National security officials shouldn’t forget about the dangers posed by the threat of nuclear terrorism, according to a senior State Department official.
“It is, in a sense, our solemn charge to do everything we can to make sure you don’t have to hear about it because it has been entirely suppressed,” Christopher Ashley Ford, the assistant secretary of state for international security and nonproliferation, told a national security conference Monday. “But it’s still good to talk about nuclear smuggling and nuclear terrorism from time to time, to ensure that everyone remains focused upon keeping this true.”
Ford touted the success of international monitors and investigators in preventing such attacks, but he emphasized that the threat of radiological or nuclear terrorism persists.
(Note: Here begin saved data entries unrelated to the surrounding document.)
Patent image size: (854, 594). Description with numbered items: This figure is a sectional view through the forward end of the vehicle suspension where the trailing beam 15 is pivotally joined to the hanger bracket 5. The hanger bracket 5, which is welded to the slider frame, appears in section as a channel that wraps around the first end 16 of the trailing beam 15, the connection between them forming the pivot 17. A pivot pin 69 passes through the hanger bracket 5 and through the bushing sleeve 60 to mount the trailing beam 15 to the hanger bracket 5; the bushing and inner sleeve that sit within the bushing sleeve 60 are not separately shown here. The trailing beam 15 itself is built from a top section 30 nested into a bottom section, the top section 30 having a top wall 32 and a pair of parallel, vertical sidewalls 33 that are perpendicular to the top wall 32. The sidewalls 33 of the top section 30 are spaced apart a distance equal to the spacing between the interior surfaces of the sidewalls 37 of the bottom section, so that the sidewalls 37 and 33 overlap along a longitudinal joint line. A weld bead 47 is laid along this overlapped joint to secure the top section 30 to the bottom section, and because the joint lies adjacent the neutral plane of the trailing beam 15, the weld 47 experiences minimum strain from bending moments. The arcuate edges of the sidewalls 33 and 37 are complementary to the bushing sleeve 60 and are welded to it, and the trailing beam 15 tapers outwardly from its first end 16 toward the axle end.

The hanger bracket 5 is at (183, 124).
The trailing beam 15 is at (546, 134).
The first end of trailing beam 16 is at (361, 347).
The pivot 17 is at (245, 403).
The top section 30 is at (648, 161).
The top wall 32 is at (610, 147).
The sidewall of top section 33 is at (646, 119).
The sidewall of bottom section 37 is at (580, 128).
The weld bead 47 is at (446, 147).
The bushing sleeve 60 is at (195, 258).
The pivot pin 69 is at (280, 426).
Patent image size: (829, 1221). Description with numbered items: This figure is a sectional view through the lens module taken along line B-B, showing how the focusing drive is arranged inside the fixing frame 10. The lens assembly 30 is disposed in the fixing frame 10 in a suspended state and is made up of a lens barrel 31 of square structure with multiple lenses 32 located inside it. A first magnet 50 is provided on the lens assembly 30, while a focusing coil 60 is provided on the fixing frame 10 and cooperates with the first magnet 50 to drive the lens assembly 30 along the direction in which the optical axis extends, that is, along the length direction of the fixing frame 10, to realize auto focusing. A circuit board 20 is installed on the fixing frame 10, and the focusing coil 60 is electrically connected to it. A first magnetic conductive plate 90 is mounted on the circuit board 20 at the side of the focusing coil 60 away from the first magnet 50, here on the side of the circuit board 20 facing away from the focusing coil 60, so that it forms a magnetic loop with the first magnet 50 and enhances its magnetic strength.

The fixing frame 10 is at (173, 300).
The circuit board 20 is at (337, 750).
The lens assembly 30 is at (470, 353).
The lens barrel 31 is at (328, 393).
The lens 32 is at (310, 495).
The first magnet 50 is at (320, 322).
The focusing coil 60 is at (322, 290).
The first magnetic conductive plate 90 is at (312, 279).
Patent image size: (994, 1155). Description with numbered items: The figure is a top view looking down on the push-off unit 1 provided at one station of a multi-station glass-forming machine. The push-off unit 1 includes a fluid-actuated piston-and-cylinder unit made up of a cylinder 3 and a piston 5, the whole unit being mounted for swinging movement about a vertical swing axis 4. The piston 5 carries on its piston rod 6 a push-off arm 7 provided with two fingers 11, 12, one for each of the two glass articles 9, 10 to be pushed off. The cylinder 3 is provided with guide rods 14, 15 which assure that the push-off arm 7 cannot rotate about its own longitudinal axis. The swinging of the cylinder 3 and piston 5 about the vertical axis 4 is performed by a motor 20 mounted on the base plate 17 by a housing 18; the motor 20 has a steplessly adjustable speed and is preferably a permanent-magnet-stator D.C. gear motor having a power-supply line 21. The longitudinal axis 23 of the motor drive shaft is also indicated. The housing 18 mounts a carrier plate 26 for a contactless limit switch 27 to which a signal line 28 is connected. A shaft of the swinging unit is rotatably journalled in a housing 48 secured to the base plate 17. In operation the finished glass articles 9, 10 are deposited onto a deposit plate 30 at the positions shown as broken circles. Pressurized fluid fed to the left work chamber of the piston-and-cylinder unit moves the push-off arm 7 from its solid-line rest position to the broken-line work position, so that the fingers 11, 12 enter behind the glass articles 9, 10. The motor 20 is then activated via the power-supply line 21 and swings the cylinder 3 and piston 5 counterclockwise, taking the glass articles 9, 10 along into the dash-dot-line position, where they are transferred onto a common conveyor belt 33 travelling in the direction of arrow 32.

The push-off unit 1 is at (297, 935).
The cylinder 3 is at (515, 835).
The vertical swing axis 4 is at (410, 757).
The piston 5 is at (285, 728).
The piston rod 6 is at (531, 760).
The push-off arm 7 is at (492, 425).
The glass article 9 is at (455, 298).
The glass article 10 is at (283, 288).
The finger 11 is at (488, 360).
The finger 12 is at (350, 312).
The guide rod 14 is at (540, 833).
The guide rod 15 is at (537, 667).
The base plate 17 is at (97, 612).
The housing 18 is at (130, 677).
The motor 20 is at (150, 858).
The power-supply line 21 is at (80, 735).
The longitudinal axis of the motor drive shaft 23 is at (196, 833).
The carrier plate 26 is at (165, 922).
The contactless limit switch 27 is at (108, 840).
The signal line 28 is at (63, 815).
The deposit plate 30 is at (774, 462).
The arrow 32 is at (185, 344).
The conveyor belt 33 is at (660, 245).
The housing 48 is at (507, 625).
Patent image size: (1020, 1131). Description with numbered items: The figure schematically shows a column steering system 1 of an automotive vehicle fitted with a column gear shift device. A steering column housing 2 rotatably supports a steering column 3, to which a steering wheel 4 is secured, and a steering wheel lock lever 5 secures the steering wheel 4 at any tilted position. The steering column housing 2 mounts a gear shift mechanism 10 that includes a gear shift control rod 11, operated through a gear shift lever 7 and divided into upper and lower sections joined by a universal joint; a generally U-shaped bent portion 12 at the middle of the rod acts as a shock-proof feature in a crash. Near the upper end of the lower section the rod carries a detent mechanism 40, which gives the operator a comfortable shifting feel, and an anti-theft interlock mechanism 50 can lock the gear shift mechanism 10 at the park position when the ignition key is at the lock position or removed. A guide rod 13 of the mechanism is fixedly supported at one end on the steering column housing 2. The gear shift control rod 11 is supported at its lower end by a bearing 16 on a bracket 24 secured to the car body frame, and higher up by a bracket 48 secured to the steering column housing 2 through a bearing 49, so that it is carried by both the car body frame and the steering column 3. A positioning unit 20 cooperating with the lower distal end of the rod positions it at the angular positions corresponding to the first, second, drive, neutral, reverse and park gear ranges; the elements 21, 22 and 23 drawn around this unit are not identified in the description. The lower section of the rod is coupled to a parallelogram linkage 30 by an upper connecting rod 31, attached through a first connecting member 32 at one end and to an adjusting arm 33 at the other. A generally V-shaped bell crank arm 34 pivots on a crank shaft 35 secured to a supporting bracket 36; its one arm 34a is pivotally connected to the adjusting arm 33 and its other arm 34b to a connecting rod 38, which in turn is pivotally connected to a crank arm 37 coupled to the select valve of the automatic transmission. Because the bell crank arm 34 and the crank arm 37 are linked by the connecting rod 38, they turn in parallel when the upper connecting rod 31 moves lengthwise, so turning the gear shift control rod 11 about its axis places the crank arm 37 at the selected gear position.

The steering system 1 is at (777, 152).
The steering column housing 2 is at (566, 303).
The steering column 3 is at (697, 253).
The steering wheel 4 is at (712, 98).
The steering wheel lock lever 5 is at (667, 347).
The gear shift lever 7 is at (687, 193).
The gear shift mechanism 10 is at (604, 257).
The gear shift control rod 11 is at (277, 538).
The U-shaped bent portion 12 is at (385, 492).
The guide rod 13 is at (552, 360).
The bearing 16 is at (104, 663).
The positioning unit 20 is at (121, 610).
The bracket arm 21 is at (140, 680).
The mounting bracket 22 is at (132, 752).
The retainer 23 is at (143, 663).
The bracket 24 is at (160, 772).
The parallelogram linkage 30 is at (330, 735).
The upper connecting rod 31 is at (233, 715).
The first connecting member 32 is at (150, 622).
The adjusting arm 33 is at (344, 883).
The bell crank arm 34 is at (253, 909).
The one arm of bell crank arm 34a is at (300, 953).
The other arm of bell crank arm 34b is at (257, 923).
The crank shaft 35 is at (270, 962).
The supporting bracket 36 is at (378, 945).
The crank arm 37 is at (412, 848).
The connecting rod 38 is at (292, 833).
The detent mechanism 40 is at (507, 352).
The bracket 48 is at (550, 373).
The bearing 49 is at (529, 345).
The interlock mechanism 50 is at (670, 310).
Even though “it is trickier than one would imagine” to build such a bomb, it remains all too simple, Ford said, adding that smugglers and prospective terrorists can hope to benefit, finally, from “lax security practices in Russia” and other former Soviet satellite states.
“We cannot be sure how much R/N material is already out there on the black market,” Ford said, in an address delivered Saturday but published Monday. “There are a great many nuclear material scams out there, but not everything is a scam, and there have been enough real cases to make clear that we must take this challenge very seriously indeed.”
Ford noted that “countries have reported 18 seizures of weapon-usable nuclear material” since the fall of the Soviet Union.
“The bad news is precisely what makes the good news of this success so good: Some bad actors do continue to seek such materials, and there is a black market out there in which traffickers do sometimes attempt to buy or steal — and of course, to sell — such things,” he said. ”We need to make sure these people fail.”